Ernest Metzger, AB, JD, DPhil

Douglas Professor of Civil Law

Prof Metzger writes on Roman law, especially the law of procedure, and on the moral philosophy and jurisprudence of Adam Smith.

His research in Roman procedure has focussed on reconstructing both rule and practice in the conduct of civil litigation in classical law. The traditional source material — fragments of laws and literary sources preserved by manuscript — is valuable but insufficient, and Prof Metzger has devoted considerable time to the study of inscriptions, in particular the lex Irnitana (a city charter from the first century AD), and documents from Campania (happily preserved in the wake of Vesuvius’ eruption). In A New Outline of the Roman Civil Trial (1997) he examined how civil trials were initiated, adjourned, and brought to judgment. Certain details in the regime were examined in later studies: ‘Interrupting proceedings in iure: vadimonium and intertium’ (1998); ‘A Fragment of Ulpian on acceptilatio and intertium’ (2005); ‘Absent Parties and Bloody-Minded Judges’ (2006); ‘Remedy of Prohibition in Roman Civil Trials’ (2012). In Litigation in Roman Law (2005) he examined the ‘pretrial phase’, following two preliminary studies (‘The current view of the extra-judicial vadimonium’ (2000) and ‘The Case of Petronia Iusta’ (2000)). Those studies drew considerably on the Campanian evidence. The broad theses are considered further in ‘Lawsuits in Context’ (2006) and ‘Civil Procedure in Classical Rome’ (2010).

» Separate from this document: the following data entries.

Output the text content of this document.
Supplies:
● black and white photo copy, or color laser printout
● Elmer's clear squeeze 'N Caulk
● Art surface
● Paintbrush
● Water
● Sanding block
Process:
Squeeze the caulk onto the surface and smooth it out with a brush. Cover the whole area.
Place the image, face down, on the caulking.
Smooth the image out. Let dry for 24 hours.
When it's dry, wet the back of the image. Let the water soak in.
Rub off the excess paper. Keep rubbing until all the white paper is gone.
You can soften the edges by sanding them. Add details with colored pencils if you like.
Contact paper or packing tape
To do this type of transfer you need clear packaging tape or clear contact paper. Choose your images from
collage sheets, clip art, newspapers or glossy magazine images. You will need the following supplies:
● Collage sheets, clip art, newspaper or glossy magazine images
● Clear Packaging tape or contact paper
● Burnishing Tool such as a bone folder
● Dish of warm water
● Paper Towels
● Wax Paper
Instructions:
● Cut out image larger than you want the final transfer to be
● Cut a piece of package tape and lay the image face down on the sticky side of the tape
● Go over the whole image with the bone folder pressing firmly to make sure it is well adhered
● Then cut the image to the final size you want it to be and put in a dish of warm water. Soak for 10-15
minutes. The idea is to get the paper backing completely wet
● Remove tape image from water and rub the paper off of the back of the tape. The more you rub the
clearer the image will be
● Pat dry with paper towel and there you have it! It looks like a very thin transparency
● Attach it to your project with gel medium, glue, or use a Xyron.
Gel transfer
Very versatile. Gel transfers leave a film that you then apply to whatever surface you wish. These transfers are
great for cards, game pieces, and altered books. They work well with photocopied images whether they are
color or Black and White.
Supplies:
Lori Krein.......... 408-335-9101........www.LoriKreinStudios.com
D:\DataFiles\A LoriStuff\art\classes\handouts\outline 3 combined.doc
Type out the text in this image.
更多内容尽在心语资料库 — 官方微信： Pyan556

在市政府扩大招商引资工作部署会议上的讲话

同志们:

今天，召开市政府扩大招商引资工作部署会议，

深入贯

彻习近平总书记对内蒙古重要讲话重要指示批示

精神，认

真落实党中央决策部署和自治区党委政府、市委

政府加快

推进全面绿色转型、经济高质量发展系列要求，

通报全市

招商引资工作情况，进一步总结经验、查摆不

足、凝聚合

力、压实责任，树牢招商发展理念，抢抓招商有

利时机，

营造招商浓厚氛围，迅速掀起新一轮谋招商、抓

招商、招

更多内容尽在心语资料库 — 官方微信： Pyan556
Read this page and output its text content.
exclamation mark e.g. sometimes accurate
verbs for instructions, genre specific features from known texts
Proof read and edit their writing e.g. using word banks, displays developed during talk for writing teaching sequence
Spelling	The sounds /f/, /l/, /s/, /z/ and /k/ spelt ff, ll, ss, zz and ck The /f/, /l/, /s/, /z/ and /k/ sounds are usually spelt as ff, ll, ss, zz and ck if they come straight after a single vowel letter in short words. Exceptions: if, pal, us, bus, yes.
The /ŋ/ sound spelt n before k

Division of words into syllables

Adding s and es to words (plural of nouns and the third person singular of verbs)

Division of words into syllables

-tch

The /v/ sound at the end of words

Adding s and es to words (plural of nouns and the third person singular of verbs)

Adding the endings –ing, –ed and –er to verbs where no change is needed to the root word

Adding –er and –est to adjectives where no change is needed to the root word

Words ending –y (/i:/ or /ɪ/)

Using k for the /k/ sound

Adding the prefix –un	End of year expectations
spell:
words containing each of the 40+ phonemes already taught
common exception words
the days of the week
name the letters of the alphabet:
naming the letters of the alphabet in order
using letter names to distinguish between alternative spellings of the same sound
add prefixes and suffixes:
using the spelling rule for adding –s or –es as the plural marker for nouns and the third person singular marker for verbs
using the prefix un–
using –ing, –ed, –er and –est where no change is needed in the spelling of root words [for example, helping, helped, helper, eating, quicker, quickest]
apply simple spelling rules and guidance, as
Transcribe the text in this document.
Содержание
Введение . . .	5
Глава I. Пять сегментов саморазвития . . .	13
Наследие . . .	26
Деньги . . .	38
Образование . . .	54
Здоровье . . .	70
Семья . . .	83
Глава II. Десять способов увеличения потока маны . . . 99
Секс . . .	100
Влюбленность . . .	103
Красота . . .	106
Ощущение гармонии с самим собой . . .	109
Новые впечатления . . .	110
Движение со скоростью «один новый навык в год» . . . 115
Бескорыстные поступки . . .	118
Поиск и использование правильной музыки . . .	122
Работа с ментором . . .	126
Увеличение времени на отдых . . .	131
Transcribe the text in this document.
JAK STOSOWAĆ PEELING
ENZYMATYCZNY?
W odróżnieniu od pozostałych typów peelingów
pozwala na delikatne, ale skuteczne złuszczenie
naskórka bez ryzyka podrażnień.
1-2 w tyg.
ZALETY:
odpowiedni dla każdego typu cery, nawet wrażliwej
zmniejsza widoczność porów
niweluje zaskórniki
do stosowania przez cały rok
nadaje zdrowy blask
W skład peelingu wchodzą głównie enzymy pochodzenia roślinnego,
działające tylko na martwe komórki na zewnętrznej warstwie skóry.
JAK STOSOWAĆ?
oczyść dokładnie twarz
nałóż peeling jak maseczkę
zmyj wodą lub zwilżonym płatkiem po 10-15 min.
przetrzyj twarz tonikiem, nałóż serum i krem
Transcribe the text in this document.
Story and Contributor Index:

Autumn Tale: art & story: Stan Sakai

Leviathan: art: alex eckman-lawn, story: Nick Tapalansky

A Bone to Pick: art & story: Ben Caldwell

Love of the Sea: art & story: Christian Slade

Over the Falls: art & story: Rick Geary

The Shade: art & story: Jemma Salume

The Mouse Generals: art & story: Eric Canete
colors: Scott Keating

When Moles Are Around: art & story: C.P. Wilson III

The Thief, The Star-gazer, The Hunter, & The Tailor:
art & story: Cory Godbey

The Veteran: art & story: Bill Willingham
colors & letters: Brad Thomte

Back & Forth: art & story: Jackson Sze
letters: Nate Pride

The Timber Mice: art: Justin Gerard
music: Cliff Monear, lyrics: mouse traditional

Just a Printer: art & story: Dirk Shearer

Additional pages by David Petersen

Prof Metzger has contributed pieces to several modern Roman law collections, including Inter cives necnon peregrinos (V&R unipress, 2014), The Cambridge Companion to Roman Law (Cambridge UP, 2015), The Oxford Handbook to Roman Law and Society (Oxford UP, 2016), and the Handbuch des römischen Privatrechts (Mohr Siebeck, forthcoming).

Adam Smith lectured in jurisprudence at the University of Glasgow, and a significant portion of his jurisprudence lectures — preserved in students’ notes — is given over to Roman law. Prof Metzger has published two studies of these lectures. The first study (‘Adam Smith and Roman Servitudes’ (2004)) considers Smith’s debt to Samuel von Coccei and Smith’s difficulty in adapting the writings of a natural lawyer to his own system of ethics. The second study (‘Adam Smith's Historical Jurisprudence and the “Method of the Civilians”’ (2010) examines Smith’s decision to reorganize his lecture in accordance with contemporary civilians. The latter piece is now republished in Adam Smith and Law, ed. R. Malloy (Routledge, 2016).

Prof Metzger teaches an introductory course in the Roman law of property and obligations. The course is attended by a considerable number of students from the University of Strathclyde as well as solicitors in practice, over and above students from the University of Glasgow. He also teaches a year-long advanced course in Roman law, attended by final-year students at the University of Glasgow.

Prof Metzger is Editor-in-Chief of Roman Legal Tradition, a periodical dedicated to the civilian tradition in ancient, medieval and modern law. He manages the imprint Traditio Iuris Romani and the portal IusCivile.com. He serves on the Council of the Stair Society. He is preparing An Introduction to Roman Civil Procedure for the Oxford University Press.